A little over a decade ago, environmental journalist, George Monbiot, in his book Feral railed against the sheepish menace. His beef was that overgrazing ovines were denuding our hills and turning our uplands into desolate wasteland with close to zero biodiversity.
Writing in The Spectator, Monbiot opined, 'The white plague has done more extensive environmental damage than all the building that has ever taken place here… Britain is being shagged by sheep.'
Today, ovinophobia has gone mainstream. The Climate Change Committee (CCC) was set up under the last Labour government in 2008 when Ed Miliband was previously in charge of pushing us towards net zero. Its statutory remit is to make recommendations on how we can reach that sacred goal by 2050 – last month, it issued its seventh carbon budget.
Farming is in the CCC's sights as they claim it is the fourth highest emitting sector in the UK, accounting for 11pc of all greenhouse gases. Agriculture's total emissions are down by 12pc since 1990, but its share of total emissions has gone up by more than 50pc – a consequence of the precipitous decline of British industry.

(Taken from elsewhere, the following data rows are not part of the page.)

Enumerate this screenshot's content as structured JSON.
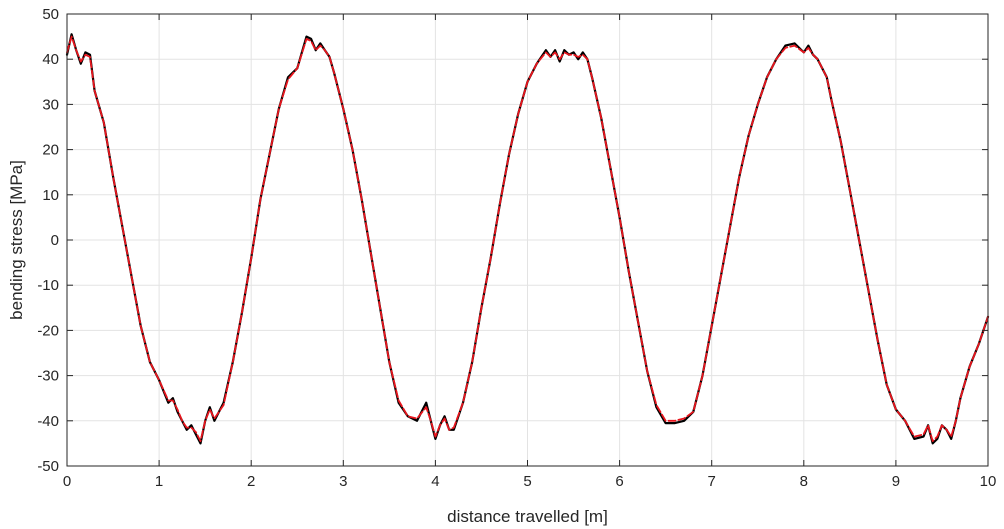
{
  "chart_data": {
    "type": "line",
    "title": "",
    "xlabel": "distance travelled [m]",
    "ylabel": "bending stress [MPa]",
    "xlim": [
      0,
      10
    ],
    "ylim": [
      -50,
      50
    ],
    "xticks": [
      0,
      1,
      2,
      3,
      4,
      5,
      6,
      7,
      8,
      9,
      10
    ],
    "yticks": [
      -50,
      -40,
      -30,
      -20,
      -10,
      0,
      10,
      20,
      30,
      40,
      50
    ],
    "grid": true,
    "legend": "none",
    "series": [
      {
        "color": "#000000",
        "x": [
          0,
          0.05,
          0.1,
          0.15,
          0.2,
          0.25,
          0.3,
          0.35,
          0.4,
          0.5,
          0.6,
          0.7,
          0.8,
          0.9,
          1.0,
          1.1,
          1.15,
          1.2,
          1.25,
          1.3,
          1.35,
          1.4,
          1.45,
          1.5,
          1.55,
          1.6,
          1.65,
          1.7,
          1.8,
          1.9,
          2.0,
          2.1,
          2.2,
          2.3,
          2.4,
          2.5,
          2.6,
          2.65,
          2.7,
          2.75,
          2.8,
          2.85,
          2.9,
          3.0,
          3.1,
          3.2,
          3.3,
          3.4,
          3.5,
          3.6,
          3.7,
          3.8,
          3.9,
          3.95,
          4.0,
          4.05,
          4.1,
          4.15,
          4.2,
          4.3,
          4.4,
          4.5,
          4.6,
          4.7,
          4.8,
          4.9,
          5.0,
          5.1,
          5.2,
          5.25,
          5.3,
          5.35,
          5.4,
          5.45,
          5.5,
          5.55,
          5.6,
          5.65,
          5.7,
          5.8,
          5.9,
          6.0,
          6.1,
          6.2,
          6.3,
          6.4,
          6.5,
          6.6,
          6.7,
          6.8,
          6.9,
          7.0,
          7.1,
          7.2,
          7.3,
          7.4,
          7.5,
          7.6,
          7.7,
          7.8,
          7.9,
          8.0,
          8.05,
          8.1,
          8.15,
          8.2,
          8.25,
          8.3,
          8.4,
          8.5,
          8.6,
          8.7,
          8.8,
          8.9,
          9.0,
          9.1,
          9.2,
          9.3,
          9.35,
          9.4,
          9.45,
          9.5,
          9.55,
          9.6,
          9.65,
          9.7,
          9.8,
          9.9,
          10.0
        ],
        "y": [
          41,
          45.5,
          42,
          39,
          41.5,
          41,
          33,
          29.5,
          26,
          14,
          3,
          -8,
          -19,
          -27,
          -31,
          -36,
          -35,
          -38,
          -40,
          -42,
          -41,
          -43,
          -45,
          -40,
          -37,
          -40,
          -38,
          -36,
          -27,
          -16,
          -4,
          9,
          19,
          29,
          36,
          38,
          45,
          44.5,
          42,
          43.5,
          42,
          40.5,
          37,
          29,
          20,
          9,
          -3,
          -15,
          -27,
          -36,
          -39,
          -40,
          -36,
          -40,
          -44,
          -41,
          -39,
          -42,
          -42,
          -36,
          -27,
          -15,
          -4,
          8,
          19,
          28,
          35,
          39,
          42,
          40.5,
          42,
          39.5,
          42,
          41,
          41.5,
          40,
          41.5,
          40,
          36,
          27,
          16,
          5,
          -7,
          -18,
          -29,
          -37,
          -40.5,
          -40.5,
          -40,
          -38,
          -30,
          -19,
          -8,
          3,
          14,
          23,
          30,
          36,
          40,
          43,
          43.5,
          41.5,
          43,
          41,
          40,
          38,
          36,
          31,
          22,
          11,
          0,
          -11,
          -22,
          -32,
          -37.5,
          -40,
          -44,
          -43.5,
          -41,
          -45,
          -44,
          -41,
          -42,
          -44,
          -40,
          -35,
          -28,
          -23,
          -17
        ]
      },
      {
        "color": "#e8141c",
        "dashed": true,
        "x": [
          0,
          0.05,
          0.1,
          0.15,
          0.2,
          0.25,
          0.3,
          0.35,
          0.4,
          0.5,
          0.6,
          0.7,
          0.8,
          0.9,
          1.0,
          1.1,
          1.15,
          1.2,
          1.25,
          1.3,
          1.35,
          1.4,
          1.45,
          1.5,
          1.55,
          1.6,
          1.65,
          1.7,
          1.8,
          1.9,
          2.0,
          2.1,
          2.2,
          2.3,
          2.4,
          2.5,
          2.6,
          2.65,
          2.7,
          2.75,
          2.8,
          2.85,
          2.9,
          3.0,
          3.1,
          3.2,
          3.3,
          3.4,
          3.5,
          3.6,
          3.7,
          3.8,
          3.9,
          3.95,
          4.0,
          4.05,
          4.1,
          4.15,
          4.2,
          4.3,
          4.4,
          4.5,
          4.6,
          4.7,
          4.8,
          4.9,
          5.0,
          5.1,
          5.2,
          5.25,
          5.3,
          5.35,
          5.4,
          5.45,
          5.5,
          5.55,
          5.6,
          5.65,
          5.7,
          5.8,
          5.9,
          6.0,
          6.1,
          6.2,
          6.3,
          6.4,
          6.5,
          6.6,
          6.7,
          6.8,
          6.9,
          7.0,
          7.1,
          7.2,
          7.3,
          7.4,
          7.5,
          7.6,
          7.7,
          7.8,
          7.9,
          8.0,
          8.05,
          8.1,
          8.15,
          8.2,
          8.25,
          8.3,
          8.4,
          8.5,
          8.6,
          8.7,
          8.8,
          8.9,
          9.0,
          9.1,
          9.2,
          9.3,
          9.35,
          9.4,
          9.45,
          9.5,
          9.55,
          9.6,
          9.65,
          9.7,
          9.8,
          9.9,
          10.0
        ],
        "y": [
          41.5,
          45,
          42,
          39.5,
          41,
          40.5,
          33,
          29.5,
          26,
          14,
          3,
          -8,
          -19,
          -27,
          -31,
          -35.5,
          -35.5,
          -37.5,
          -40,
          -41.5,
          -41.5,
          -42.5,
          -44.5,
          -40,
          -37.5,
          -39.5,
          -38,
          -36.5,
          -27,
          -16,
          -4,
          9,
          19,
          29,
          35.5,
          38,
          44.5,
          44,
          42,
          43,
          42,
          40.5,
          37,
          29,
          20,
          9,
          -3,
          -15,
          -27,
          -35.5,
          -39,
          -39.5,
          -37,
          -40,
          -43.5,
          -41,
          -39.5,
          -42,
          -41.5,
          -36,
          -27,
          -15,
          -4,
          8,
          19,
          28,
          35,
          39,
          41.5,
          40.5,
          41.5,
          40,
          41.5,
          41,
          41,
          40.5,
          41,
          40,
          36,
          27,
          16,
          5,
          -7,
          -18,
          -29,
          -36.5,
          -40,
          -40,
          -39.5,
          -38,
          -30,
          -19,
          -8,
          3,
          14,
          23,
          30,
          36,
          40,
          42.5,
          43,
          41.5,
          42.5,
          41,
          40,
          38,
          36,
          31,
          22,
          11,
          0,
          -11,
          -22,
          -32,
          -37.5,
          -40,
          -43.5,
          -43,
          -41,
          -44.5,
          -43.5,
          -41,
          -42,
          -43.5,
          -40,
          -35,
          -28,
          -23,
          -17
        ]
      }
    ]
  }
}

Nearly half of agricultural emissions are the product of ovine and bovine flatulence, with a further 14pc emanating from livestock waste and manure. So for the green lobby, something must be done about us nasty carnivores. For the Monbiots of this world, lamb eaters are wrecking the environment both on a local and a planetary scale.
The CCC's carbon budget sets out a plan to cut our meat consumption by a quarter and reduce the UK's number of cattle and sheep by 27pc by 2040. But the details are still bleaker news for ardent carnivores.
By 2050, lamb and beef eating is planned to be down by 40pc. The sheep wrecked uplands, or so the thinking goes, can then over time be afforested and returned to their virginal state.
How is this change going to come about? The report is a little hazy about the details. Farmers will indubitably face the brunt of this solemn mission. The imposition of inheritance tax on agricultural land will certainly not be the last rural tax raid.
It is hill farmers, the custodians of our sheep, who will be hit particularly hard. It is their lower value land which will be earmarked for rewilding schemes.
The report is explicit about this, as it expects lowland pastures' stock densities to go up by 10pc. Since this rise comes alongside an overall fall of over a quarter of total livestock numbers, it equates to a truly startling proposed reduction of sheep in our uplands.
But consumers too can expect plenty of government-sponsored nudging. Producers of ready meals will be cajoled to substitute plant-based fakery and lab grown meat for the real thing. Calls for a levy on red meat, along the lines of the sugar tax, will become increasingly vocal. The shopper will be faced with reduced choice and higher prices.
But hill farmers have a potential ace up their sleeves. Britain's Muslims eat much more meat than the national average, and specifically much more lamb and mutton. Muslims make up around 6.5pc of the population of England and Wales, according to the Office for National Statistics.
But they account for 30pc or more of lamb and mutton sales – 60pc of halal consumers eat lamb each week, whilst only 6pc of the general population do.
A green levy on meat sales would vastly disproportionately hit Britain's Muslims. Surely this is an argument a self-proclaimedly progressive government would find it hard to counter. A tax on lamb would be a tax on our minorities.